Did Venezeula and Iran discuss a potential cyber attack against the US? 

Maybe.

According to this Associated Press story, the US government is investigating allegations that a Venezuelan consul general and other officials, including representatives from Cuba and Iran, had a pow-wow about how to attack the US online.

The allegations came from a documentary aired by Univision. Per the AP:

The documentary was based on recordings of conversations with her and other officials, and also alleged that Cuban and Iranian diplomatic missions were involved. Citing audio and video obtained by the students at the National Autonomous University of Mexico, Univision said [Livia Acosta Noguera] was seeking information about the servers of nuclear power plants in the U.S.

CNN adds that Acosta and other officials were interested in Mexican hackers' plans to infiltrate the White House, FBI and the Pentagon, in addition to the nuclear facilities. 

Naturally, Hugo Chavez, the Venezuelan president, called it "lies."

Iranian officials said they passed on the idea.
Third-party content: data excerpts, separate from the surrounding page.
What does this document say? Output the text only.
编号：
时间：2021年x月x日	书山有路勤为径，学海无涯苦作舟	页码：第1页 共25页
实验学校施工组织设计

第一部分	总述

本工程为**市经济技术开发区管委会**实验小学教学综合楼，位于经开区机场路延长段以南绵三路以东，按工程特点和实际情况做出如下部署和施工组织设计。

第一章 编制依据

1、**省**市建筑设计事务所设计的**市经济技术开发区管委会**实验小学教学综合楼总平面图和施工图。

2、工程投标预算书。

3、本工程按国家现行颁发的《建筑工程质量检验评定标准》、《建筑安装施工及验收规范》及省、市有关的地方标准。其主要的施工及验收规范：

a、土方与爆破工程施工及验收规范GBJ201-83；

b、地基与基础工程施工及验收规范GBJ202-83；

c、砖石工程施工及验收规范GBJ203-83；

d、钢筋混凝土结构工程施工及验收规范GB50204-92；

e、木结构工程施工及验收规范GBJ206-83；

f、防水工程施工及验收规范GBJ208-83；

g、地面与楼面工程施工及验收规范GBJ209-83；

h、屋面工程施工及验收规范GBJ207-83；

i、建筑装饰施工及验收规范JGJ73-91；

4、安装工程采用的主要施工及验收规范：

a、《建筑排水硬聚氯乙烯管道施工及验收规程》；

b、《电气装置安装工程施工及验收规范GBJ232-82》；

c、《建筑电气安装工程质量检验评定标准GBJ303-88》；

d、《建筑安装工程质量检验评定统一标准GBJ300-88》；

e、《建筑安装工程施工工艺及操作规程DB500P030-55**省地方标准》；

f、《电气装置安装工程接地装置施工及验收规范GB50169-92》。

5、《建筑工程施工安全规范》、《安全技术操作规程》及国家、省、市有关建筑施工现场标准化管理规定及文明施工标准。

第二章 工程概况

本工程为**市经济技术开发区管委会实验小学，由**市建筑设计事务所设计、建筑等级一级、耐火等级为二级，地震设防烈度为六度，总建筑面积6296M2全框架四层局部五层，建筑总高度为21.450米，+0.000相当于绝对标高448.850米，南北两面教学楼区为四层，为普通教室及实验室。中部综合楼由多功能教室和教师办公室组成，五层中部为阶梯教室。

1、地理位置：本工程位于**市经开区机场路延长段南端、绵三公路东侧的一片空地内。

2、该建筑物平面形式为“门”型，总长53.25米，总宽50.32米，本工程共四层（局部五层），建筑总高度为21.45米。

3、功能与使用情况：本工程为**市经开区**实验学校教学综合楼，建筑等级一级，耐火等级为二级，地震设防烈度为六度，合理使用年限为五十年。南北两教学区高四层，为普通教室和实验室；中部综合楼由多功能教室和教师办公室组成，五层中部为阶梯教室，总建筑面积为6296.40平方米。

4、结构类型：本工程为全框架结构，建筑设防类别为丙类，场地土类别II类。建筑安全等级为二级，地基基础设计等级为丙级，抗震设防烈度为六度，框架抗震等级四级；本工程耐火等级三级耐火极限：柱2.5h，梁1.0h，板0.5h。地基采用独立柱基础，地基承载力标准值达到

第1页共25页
Per CNN: 

One of the Iranian diplomats told Univision that although he, indeed, was presented with a hacking plot by the Mexican group, he turned it down, in part because he thought they were CIA agents.

The US is investigating, and in the meantime it has expelled Acosta.

But it adds another point of tension as the US and the Iran face off over the Strait of Hormuz, and Tehran threatens to execute an American-Iranian it's accused of espionage. 

It also probably won't do much for US-Venezuela relations.